Das Kistchen aus Kunststoff mit der Aluminiumfrontplatte misst 18,5 mal 18,5 cm und hat eine Höhe von 6,5 cm, rechnet man die Bedienelemente mit. Das wirkt auf den ersten Blick recht robust. Allerdings sind die Potis für die Drehregler nur unterhalb der Aluplatte gelagert und nicht etwa verschraubt. Das Gleiche gilt für die Anschlüsse auf der dem Benutzer abgewandten Seite; auch diese sind nicht mit dem Gehäuse verschraubt. Zudem könnte ich mir vorstellen, dass ein unglücklicher Fall aus Tischhöhe auf die Seite zu einem Bruch des Gehäuses führen kann. Damit will ich sagen, mir hätte ein durchgängiges Alugehäuse einfach mehr zugesagt und auch ein paar Verschraubungen mehr hätten es mir angetan. Allerdings würde dadurch natürlich der Preis in die Höhe schnellen.

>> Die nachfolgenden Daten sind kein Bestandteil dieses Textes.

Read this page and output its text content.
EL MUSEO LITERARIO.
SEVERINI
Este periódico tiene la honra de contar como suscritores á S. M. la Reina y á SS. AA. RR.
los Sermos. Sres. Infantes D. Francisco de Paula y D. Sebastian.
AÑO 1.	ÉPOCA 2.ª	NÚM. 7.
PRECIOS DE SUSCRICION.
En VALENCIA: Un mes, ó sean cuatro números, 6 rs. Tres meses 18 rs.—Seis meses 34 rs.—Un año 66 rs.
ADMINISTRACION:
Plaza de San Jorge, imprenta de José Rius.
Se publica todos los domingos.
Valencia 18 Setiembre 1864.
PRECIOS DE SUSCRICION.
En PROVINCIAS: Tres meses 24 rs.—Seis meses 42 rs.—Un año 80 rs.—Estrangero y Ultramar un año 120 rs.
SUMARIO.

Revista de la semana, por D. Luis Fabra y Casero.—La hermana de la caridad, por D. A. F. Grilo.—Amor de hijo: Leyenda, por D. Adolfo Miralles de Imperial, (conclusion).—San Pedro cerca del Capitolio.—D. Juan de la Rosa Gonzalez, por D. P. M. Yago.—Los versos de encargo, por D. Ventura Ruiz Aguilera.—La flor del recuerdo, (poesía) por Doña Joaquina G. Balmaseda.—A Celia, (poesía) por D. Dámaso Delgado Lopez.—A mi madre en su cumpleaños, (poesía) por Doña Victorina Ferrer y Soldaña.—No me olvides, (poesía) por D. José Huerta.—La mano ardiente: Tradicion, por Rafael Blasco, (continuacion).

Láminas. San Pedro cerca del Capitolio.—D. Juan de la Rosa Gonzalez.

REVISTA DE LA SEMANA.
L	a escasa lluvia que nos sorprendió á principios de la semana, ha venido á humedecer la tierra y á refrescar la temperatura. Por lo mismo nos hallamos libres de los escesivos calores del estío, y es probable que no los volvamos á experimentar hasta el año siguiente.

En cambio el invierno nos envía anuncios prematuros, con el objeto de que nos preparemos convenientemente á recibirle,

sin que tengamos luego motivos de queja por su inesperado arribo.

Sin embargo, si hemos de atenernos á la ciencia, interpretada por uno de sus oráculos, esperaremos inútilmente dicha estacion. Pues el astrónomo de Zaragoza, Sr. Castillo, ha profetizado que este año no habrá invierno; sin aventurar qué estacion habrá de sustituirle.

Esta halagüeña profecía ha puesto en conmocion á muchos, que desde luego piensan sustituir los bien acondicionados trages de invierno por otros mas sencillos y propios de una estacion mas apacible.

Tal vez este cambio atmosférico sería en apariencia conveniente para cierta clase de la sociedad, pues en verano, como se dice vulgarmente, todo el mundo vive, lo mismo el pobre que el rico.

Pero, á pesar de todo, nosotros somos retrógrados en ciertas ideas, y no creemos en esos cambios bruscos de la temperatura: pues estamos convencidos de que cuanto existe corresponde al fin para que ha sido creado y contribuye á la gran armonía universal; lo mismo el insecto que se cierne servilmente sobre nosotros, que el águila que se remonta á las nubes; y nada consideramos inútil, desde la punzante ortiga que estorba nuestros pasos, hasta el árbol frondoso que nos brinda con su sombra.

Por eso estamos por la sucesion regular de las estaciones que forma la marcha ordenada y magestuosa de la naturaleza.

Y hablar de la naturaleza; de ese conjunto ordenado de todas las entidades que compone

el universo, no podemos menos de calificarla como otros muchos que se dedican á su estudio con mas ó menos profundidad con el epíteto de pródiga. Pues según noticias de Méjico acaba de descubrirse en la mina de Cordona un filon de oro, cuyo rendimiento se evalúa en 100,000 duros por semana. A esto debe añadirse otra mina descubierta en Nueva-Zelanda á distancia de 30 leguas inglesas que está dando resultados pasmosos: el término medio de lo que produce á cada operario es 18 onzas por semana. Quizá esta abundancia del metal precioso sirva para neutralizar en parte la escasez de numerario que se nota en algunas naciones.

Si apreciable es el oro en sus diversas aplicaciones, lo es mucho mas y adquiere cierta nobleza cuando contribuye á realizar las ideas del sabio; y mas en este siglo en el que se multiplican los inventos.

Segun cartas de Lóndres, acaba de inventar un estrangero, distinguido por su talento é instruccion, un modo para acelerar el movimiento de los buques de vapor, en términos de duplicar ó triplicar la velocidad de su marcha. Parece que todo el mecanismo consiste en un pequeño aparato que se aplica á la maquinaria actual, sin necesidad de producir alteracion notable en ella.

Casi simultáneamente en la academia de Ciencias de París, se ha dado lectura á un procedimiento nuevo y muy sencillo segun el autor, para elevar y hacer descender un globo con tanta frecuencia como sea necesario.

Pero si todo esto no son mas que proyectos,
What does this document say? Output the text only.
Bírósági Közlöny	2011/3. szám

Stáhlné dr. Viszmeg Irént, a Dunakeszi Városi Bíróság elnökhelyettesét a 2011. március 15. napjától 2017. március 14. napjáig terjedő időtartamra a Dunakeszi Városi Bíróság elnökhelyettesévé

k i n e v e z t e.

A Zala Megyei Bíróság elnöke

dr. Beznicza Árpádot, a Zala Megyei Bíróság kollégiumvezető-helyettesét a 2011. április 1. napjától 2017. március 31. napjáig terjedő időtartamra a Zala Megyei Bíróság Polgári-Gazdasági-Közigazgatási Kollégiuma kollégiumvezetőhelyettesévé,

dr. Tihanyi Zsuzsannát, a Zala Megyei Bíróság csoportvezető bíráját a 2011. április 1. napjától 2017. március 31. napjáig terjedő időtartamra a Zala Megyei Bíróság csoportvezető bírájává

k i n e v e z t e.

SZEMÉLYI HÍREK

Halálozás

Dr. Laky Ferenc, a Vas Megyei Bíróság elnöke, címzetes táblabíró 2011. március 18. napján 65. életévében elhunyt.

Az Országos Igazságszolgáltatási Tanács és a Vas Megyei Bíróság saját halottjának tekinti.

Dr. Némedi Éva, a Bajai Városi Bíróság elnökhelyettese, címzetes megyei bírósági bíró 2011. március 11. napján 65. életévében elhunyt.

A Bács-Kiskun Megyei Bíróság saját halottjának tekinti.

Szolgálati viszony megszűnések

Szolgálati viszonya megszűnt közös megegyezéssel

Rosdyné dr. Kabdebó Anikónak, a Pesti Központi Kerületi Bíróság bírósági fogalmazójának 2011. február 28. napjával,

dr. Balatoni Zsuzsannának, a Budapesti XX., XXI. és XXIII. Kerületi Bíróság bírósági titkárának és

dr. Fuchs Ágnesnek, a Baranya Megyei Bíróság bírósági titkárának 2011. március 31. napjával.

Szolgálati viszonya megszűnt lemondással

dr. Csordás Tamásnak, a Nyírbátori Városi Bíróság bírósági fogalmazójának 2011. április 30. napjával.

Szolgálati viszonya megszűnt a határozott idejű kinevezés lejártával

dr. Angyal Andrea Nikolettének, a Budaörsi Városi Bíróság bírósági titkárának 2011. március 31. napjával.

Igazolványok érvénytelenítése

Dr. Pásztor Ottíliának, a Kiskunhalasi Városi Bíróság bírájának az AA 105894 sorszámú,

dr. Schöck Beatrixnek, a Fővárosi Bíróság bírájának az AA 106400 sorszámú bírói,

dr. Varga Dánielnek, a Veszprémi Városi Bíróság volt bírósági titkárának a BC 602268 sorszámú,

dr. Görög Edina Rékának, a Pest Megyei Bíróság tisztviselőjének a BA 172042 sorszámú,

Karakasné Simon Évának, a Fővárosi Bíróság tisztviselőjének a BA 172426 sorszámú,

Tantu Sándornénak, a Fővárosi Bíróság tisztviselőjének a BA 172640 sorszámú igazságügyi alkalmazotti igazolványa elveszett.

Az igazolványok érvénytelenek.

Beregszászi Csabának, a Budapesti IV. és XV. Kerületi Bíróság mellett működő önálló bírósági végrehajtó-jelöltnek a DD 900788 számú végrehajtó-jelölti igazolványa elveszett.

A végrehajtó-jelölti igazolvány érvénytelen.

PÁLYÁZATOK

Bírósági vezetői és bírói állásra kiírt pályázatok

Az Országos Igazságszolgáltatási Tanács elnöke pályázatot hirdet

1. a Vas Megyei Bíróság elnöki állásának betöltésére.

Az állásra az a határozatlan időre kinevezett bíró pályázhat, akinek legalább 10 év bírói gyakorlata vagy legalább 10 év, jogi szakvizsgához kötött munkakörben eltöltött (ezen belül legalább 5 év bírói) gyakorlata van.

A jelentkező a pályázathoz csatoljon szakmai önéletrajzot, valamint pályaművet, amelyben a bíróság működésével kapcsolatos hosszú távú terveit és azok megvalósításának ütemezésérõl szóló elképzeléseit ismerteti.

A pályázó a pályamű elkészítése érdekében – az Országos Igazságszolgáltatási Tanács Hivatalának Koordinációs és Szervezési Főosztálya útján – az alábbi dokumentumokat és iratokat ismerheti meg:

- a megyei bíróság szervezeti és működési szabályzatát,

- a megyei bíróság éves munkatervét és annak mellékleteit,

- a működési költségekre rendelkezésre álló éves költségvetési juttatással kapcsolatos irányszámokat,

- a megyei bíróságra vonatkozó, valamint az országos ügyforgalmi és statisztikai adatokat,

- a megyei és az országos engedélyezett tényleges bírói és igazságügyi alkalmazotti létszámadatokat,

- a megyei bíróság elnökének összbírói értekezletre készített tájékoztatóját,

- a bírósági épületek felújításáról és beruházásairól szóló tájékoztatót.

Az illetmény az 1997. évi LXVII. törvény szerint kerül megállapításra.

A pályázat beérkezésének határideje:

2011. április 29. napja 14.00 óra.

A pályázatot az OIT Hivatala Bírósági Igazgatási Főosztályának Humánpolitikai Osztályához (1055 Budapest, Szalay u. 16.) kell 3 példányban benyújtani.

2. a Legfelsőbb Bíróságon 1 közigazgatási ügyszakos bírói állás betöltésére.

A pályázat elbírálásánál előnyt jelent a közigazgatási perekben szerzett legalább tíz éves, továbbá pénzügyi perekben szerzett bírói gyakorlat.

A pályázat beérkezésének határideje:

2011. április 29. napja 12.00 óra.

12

Die Anschlüsse sind schnell aufgezählt: Es gibt je einen unsymmetrischen Ein- und Ausgang für das Audiosignal. Um mit einem Modularsystem über Trigger- und CV-Spannungen eingebunden zu werden, gibt es dann einen Gate-Eingang, einen CV-Eingang (für die Cutoff-Steuerung, steuerbar auch über ein Expression Pedal) und einen Eingang, mit dem die Hüllkurve manipuliert werden kann (entweder über eine Steuerspannung, ein Audiosignal oder ein angeschlossenes Expression-Pedal). Daneben findet sich noch der Netztaster und der Eingang für 12 Volt Gleichspannung einer Wandwarze.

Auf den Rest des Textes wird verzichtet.